Contribution of Alzheimer's disease risk genes in the maintenance of endolysosomal transport regulation.

Abstract

Alzheimer's disease (AD) is the most common form of dementia of which the incidence increases with age. AD has a strong genetic component, for which further study is essential to identify pathways that can be targeted therapeutically, as no cure is available yet. While most studies have focused over the years on the early onset risk factors (i.e. APP, PSEN1 and PSEN2), those represent only a minor fraction of all cases. GWAS studies have identified ≈30 late-onset AD (LOAD) susceptibility loci that, when functionally clustered, are directly or indirectly linked to cellular trafficking routes and functioning. These include genes linked to cholesterol metabolism, endocytic transport regulation and lysosomal processes. The genetic findings concur with the appearance of endolysosomal abnormalities at preclinical stages, before the appearance of senile plaques and tangles. Using a CRISPR-Cas9 based approach, knock-out (KO) of various risk factors from early (PSEN1) or late (PICALM, PLD3) onset risk factors were realized in fibroblasts and neuronal SH-SY5Y cells. Analysis of the endolysosomal pathway and lysosomal functions were carried out using biochemical assays, lipidomic analysis of isolated organelles, confocal imaging as well as electron microscopy.
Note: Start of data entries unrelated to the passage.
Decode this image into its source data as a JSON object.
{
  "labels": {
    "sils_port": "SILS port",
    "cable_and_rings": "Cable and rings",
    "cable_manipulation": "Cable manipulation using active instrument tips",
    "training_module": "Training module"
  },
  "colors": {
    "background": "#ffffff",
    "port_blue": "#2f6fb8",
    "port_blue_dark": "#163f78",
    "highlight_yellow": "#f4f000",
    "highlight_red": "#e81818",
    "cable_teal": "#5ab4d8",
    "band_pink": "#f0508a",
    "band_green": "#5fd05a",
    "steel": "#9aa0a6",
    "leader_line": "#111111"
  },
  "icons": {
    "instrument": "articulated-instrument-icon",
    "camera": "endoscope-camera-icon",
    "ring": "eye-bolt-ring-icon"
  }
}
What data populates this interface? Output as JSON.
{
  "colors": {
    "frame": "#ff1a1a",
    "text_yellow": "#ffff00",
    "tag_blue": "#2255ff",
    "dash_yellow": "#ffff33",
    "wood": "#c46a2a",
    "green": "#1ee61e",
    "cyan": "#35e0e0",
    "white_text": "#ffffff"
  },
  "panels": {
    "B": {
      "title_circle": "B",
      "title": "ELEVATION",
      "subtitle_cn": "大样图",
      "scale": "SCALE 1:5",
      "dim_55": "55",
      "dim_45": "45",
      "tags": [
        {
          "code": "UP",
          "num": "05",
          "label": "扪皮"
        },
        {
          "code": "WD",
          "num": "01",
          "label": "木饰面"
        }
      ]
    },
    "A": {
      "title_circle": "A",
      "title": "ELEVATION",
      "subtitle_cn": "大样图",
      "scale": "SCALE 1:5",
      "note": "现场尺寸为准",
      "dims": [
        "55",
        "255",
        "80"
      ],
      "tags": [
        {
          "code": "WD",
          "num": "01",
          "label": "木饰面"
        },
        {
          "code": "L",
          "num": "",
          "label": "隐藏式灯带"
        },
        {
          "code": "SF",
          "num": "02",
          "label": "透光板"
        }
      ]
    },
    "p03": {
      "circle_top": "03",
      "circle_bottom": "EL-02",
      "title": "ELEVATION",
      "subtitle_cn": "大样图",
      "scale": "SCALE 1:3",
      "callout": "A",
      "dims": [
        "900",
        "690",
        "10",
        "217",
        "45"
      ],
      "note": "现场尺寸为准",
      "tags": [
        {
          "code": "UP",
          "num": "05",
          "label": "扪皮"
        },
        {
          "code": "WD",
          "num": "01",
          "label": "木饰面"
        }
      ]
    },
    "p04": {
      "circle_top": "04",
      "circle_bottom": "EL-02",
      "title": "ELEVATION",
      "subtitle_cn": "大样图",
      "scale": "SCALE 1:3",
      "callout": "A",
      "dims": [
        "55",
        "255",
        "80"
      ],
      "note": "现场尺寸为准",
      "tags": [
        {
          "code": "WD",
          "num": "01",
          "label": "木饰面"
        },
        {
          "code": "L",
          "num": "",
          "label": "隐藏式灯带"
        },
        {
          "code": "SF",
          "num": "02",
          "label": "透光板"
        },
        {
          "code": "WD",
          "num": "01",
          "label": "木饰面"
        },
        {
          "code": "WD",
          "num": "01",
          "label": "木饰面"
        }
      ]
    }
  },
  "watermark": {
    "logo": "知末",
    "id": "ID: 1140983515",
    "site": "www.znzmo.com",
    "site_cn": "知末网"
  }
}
Both the deficiency of presenilins and late risk factors led to endolysosomal dysfunctions, as characterized by an enlargement of late endosomes/lysosomes that accumulate diverse types of lipids such as cholesterol or glycerophospholipids. Further focusing on PSENs, their depletion led to a delay in the endosomal maturation, resulting in an accumulation of endosomal cargoes and adapters such as the retromer subunit VPS35. Re-expression of either catalytic or inactive PSEN1 was sufficient to correct these aberrant accumulations. Whereas the endolysosomal abnormalities could be connected to the accumulation of APP-CTFs, the nature of γ-secretase-independent contribution remains enigmatic. Activation of recycling significantly alleviated endolysosomal defects observed in PSENdKO cells. Altogether, our results underscore that different upstream mechanisms could lead to similar endolysosomal dysfunctions. Our observations are also shedding light on the potential of modulating/restoring endosomal recycling regulation as a strategy to alleviate observed early endolysosomal dysfunctions at preclinical stages of AD pathogenesis.